Aníbal Cepeda, de 72 años, fue asesinado y descuartizado en Río Gallegos. Su familia viajó desde Buenos Aires para despedirlo y aseguró que el detenido se hizo pasar por la víctima para retrasar la denuncia.
La familia de Aníbal Cepeda todavía intenta encontrar sentido a una tragedia imposible de comprender. Mientras en Río Gallegos despedían los restos del jubilado petrolero asesinado y descuartizado, sus hijos y familiares revelaron un detalle que hoy los persigue como una amarga sensación de destino truncado: el hombre de 72 años estaba a punto de abandonar Santa Cruz para regresar a Mendoza y empezar una nueva etapa de su vida.
“Él ya se estaba por ir a vivir a Mendoza, ya se había llevado todas sus cosas y acá estaba alquilando algo amueblado porque no tenía nada”, contó Isabel Britos, nuera de la víctima, en diálogo con LU12 AM680. El contrato de alquiler del lugar donde vivía vencía el 6 de mayo, la fecha en la que, según la investigación, ya había sido asesinado.
La familia había viajado desde Campana, en Buenos Aires, con la esperanza de encontrarlo con vida. Creían que podía haberse ido al campo, como hacía habitualmente. Nunca imaginaron que la búsqueda terminaría en uno de los crímenes más estremecedores de los últimos años en Santa Cruz. “La triste noticia nos llegó el domingo”, recordó Isabel durante el velorio realizado este miércoles en Río Gallegos.
“Era un hombre buenísimo”
Cepeda había trabajado durante dos décadas en el sector petrolero y se había jubilado en Río Gallegos.
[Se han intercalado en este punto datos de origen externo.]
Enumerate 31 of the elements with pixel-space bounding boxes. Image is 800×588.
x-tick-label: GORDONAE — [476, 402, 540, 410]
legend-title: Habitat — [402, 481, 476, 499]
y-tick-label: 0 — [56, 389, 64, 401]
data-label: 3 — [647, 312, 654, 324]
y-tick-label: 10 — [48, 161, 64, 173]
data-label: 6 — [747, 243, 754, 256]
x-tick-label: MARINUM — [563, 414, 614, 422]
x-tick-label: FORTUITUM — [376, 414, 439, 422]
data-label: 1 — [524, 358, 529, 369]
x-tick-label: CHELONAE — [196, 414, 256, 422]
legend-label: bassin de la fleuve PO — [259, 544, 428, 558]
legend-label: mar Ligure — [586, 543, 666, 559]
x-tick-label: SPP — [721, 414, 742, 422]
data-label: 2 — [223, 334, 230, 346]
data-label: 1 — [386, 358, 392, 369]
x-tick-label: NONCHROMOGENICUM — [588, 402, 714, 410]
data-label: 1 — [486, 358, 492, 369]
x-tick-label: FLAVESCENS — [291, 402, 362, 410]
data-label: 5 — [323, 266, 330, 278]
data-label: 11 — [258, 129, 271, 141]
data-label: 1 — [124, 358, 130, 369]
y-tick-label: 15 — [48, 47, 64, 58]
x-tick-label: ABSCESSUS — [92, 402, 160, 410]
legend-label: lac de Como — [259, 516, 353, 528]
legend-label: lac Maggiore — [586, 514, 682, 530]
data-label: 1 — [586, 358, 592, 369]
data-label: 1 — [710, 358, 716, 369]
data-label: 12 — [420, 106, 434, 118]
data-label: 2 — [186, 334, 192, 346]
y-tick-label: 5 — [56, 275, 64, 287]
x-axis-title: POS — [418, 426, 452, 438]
Sus familiares lo describieron como un hombre tranquilo, trabajador y muy querido por su entorno. “Mi padre era buenísimo, súper tranquilo. Amable, un hombre muy trabajador”, expresó Cristian Cepeda, quebrado por el dolor.
Según contó la familia, el jubilado había cobrado una indemnización durante 2024 y parte de ese dinero lo utilizó para comprar una camioneta. Ese dato hoy forma parte de la investigación que intenta reconstruir qué ocurrió antes del asesinato y cuál habría sido el móvil del crimen.
Por el hecho permanece detenido Félix Marcelo Curtti, de 61 años, señalado como el principal sospechoso. Los investigadores también analizan movimientos bancarios, celulares y mensajes enviados desde el teléfono de la víctima después de su desaparición.
La familia sospecha que el asesino respondió mensajes haciéndose pasar por Cepeda para evitar que radicaran rápidamente la denuncia. “Ya era el asesino que contestaba sus mensajes haciéndose pasar por mi suegro para que no lo viniéramos a buscar”, afirmó Isabel.
Los restos de Cepeda fueron hallados en distintos puntos de un complejo abandonado de Río Gallegos, un hallazgo que conmocionó a toda la provincia. Mientras la causa avanza, sus familiares solo esperan justicia. “Que pague. Si no lo paga en la tierra, lo va a pagar con la justicia divina”, expresó su nuera. Cristian, en tanto, apenas pudo contener las lágrimas: “Me arrebataron a mi papá. Veníamos con la esperanza de encontrarlo con vida”.